El introito determina algunas consideraciones respecto al universo de las ideas, la acción de gobierno, la legitimidad del poder. Las ideas son imprescindibles para la elevación humana, el progreso, el ejercicio virtuoso del gobierno. Al aplicar las ideas que nos sustentan, podremos comprobar que han sido acertadas o luego de ensayarlas sin éxito, quedar expuestos a un eventual desplante histórico. Aunque asumir la realidad por dolorosa que pueda resultar, es imperativo ético ineludible, a los regímenes autoritarios no les encastra bien y menos aún cuando las cosas han marchado pésimamente mal. No les agrada aceptar la realidad desfavorable y tampoco guiarse por imperativos èticos
Parece innecesario volver a Rousseau y la trascendencia de la “voluntad general”, recordar la radicación de la soberanía en la nación, o comentar que la autoridad “emana” del pueblo, para señalar una ilegitimidad tan manifiesta.

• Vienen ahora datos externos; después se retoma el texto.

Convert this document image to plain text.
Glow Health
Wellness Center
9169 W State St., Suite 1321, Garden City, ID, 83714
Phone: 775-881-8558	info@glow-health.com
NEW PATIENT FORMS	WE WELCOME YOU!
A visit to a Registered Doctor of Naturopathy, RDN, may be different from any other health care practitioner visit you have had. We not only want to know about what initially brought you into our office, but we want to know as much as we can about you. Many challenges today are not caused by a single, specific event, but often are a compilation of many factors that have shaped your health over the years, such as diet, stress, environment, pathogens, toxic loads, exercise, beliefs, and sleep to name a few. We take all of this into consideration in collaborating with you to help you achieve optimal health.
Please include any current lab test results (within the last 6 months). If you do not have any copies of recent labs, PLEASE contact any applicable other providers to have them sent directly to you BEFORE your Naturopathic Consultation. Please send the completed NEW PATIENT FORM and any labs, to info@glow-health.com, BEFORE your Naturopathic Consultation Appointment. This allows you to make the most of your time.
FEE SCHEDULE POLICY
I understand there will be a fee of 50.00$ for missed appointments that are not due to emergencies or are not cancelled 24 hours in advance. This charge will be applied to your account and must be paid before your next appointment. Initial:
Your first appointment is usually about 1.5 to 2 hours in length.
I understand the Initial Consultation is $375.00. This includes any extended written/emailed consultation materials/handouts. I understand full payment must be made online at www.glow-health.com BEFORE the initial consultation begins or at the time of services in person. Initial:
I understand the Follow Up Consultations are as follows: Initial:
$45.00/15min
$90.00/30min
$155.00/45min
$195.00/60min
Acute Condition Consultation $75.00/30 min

Muchas veces los conductores se encierran en caparazones dogmáticas impermeables a la luz, parapeto para resistir los cambios de cada día. Resistir los cambios en la Edad Media significaba coincidir con la convicción pacíficamente admitida, una manera de contribuir al proceso de petrificación que perduró casi mil años. Resistir los cambios en el siglo XXI, además de implicar el regreso a la antigua convicción medieval, significa volver a desconocer lo evidente, que para hacer oro es necesario oro, no se puede construir un sistema de libertad sin libertad, ni desarrollar una economía de libre mercado sin sector privado, tampoco generar estabilidad democrática sin una meritoria clase media. Visto desde otra óptica, si se concentra y usurpa el poder, estatiza la economía, sofoca a la población, no se forjará un país próspero, libre, creativo, con buenos hábitos, apto para participar exitosamente en la era de las comunicaciones.
Si las ideas puestas en práctica han fracasado una y otra vez, si además de carecer de legitimidad, la acción gubernativa ha sido absolutamente ineficaz y empobrecedora ¿Qué razones podría sustentar su sobrevivencia? ¡La ideología! La ideología, que no puede estar equivocada, el problema más bien, estaría en la realidad, que no se adapta ni está a la altura del generoso, noble, infalible y superior Dogma. Si la cruel realidad “nos muestra distinto”, ante la evidencia de ennegrecidas retortas de miseria y opresión, seguir creyendo en los “misterios de la crisopeya” podrá servir para continuar consumiendo existencias y generaciones, nunca para gobernar y construir la felicidad de un pueblo.